Um clássico português: mandamos pouco ou nada enquanto a empresa tiver pernas para andar, mas pagamos os custos das decisões tomadas assim que ela entrar em dificuldades. Os dados são claros, e o Tribunal de Contas, a pedido da Assembleia da República, faz aqui um trabalho meritório: descodifica a dimensão da tragédia.

Desde logo a tragédia da privatização apressada, que não garantiu os interesses do Estado e, depois, a renacionalização parcial da empresa, que partindo, é certo, daquela base pouco sólida, mostrou também ela fragilidades procedimentais. A ausência de uma política coerente e prudente, com sucessivas alterações contratuais agravou as responsabilidades do Estado e aumentou a sua exposição às contingências adversas da empresa.

Se na privatização o Estado ficou a garantir mais de 600 milhões de dívida da TAP – facto que se esqueceram de nos comunicar na altura – sem ter qualquer intervenção na gestão da empresa, agora temos uma influência limitada mas respondemos pelos montantes necessários para recapitalizar a TAP sempre que os capitais próprios atinjam valores inferiores a 571,3 milhões de euros negativos. Isso é quando e quanto?
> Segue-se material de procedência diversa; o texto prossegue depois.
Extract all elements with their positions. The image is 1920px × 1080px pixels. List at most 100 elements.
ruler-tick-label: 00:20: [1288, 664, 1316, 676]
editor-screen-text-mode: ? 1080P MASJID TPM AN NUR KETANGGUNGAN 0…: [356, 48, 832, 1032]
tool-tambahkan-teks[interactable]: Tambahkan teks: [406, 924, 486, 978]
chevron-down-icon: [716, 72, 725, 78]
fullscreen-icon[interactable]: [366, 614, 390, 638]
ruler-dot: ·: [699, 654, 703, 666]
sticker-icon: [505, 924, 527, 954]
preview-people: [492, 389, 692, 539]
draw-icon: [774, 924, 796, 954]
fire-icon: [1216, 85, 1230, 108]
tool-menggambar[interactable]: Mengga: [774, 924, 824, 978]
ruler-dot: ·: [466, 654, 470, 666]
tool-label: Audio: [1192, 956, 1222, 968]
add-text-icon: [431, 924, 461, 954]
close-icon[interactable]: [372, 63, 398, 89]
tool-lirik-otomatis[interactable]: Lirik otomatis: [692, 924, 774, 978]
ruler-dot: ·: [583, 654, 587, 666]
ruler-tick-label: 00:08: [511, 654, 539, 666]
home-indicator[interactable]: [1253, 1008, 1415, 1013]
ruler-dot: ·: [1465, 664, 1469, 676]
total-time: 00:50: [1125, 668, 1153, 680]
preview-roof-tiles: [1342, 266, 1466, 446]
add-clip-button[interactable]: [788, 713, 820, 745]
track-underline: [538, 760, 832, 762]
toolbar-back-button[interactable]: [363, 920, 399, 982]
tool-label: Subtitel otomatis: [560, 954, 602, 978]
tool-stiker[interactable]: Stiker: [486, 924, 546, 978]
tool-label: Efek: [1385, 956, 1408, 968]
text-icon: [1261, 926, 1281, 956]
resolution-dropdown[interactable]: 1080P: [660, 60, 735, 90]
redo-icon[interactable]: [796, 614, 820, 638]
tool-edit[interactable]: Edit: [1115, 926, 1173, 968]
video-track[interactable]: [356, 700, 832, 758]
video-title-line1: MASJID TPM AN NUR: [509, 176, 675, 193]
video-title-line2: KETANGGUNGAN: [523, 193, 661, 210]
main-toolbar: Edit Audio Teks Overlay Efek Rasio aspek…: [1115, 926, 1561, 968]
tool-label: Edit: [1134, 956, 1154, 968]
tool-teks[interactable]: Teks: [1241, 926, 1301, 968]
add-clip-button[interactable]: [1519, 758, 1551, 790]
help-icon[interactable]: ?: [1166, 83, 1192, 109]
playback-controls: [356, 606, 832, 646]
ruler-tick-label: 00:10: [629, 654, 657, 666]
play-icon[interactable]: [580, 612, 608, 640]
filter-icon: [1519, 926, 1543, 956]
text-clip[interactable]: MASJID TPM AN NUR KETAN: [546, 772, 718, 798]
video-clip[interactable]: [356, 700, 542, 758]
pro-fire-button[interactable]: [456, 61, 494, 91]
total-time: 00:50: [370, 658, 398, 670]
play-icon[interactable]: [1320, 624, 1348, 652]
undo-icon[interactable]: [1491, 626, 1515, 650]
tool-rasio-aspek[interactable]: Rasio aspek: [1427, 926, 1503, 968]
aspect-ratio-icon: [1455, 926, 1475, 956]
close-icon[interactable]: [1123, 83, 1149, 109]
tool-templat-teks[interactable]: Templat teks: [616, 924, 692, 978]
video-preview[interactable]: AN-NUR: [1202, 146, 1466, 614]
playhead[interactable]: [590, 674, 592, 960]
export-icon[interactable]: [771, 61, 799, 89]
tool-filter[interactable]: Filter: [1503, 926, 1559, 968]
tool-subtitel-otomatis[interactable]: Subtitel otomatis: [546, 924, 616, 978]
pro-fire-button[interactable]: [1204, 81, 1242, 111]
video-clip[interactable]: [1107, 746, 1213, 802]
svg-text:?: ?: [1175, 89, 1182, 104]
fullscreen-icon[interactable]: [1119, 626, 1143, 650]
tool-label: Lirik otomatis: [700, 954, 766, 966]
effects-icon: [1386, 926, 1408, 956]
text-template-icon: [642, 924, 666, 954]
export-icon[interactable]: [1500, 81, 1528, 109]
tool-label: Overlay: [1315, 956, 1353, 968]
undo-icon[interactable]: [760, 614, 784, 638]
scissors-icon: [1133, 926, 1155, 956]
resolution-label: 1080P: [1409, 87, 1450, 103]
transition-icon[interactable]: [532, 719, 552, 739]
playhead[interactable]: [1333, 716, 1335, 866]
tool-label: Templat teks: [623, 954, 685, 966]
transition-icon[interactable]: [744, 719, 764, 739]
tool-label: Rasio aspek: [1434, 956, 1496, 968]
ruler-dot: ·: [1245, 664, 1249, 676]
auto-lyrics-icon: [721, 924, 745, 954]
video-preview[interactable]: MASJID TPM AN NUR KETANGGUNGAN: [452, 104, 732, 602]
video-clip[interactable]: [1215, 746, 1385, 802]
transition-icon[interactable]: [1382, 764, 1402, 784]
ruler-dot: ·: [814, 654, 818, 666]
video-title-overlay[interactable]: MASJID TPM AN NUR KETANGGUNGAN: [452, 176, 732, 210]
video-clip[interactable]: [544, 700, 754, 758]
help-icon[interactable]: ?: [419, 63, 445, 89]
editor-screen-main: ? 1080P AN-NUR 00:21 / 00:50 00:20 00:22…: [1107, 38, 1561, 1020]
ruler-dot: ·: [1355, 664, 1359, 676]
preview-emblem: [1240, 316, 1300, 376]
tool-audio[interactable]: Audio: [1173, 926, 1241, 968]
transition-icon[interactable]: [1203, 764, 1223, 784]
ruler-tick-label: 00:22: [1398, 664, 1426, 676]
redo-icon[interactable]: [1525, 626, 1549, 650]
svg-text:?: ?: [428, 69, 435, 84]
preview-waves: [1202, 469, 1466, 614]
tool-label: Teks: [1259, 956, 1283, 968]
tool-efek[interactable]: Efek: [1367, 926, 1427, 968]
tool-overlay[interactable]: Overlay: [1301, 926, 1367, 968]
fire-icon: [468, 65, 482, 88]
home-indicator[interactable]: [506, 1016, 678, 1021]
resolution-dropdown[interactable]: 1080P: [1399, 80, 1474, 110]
Não sabemos.

O Estado tem 50% do capital da empresa, mas apenas 5% dos direitos económicos. Os privados têm 45% do capital, mas 90% dos direitos económicos. Traduzindo: se a empresa der dinheiro ele é do privado. Se der elevados prejuízos, é nosso. Já sabemos quem saiu a ganhar, e para variar não foi o contribuinte.

Um gestor privado que comprasse metade do capital de uma empresa para ficar com 5% dos eventuais lucros e responsabilidade ilimitada por prejuízos acima de um determinado montante era despedido em 5 minutos ou menos.

E, claro, não podiam faltar – como nunca faltam nestas festas - os consultores privados. Só na privatização, podem encontrar isso em letras pequeninas na página 13 do Relatório do Tribunal de Contas, o Estado gastou meio milhão de euros em assessoria jurídica e um milhão e meio em assessoria financeira. Nenhuma das quais, note-se, responde minimamente pelo lindo resultado que ajudaram a construir. O costume, portanto.

Então e agora? Agora, aposto já aqui, nada.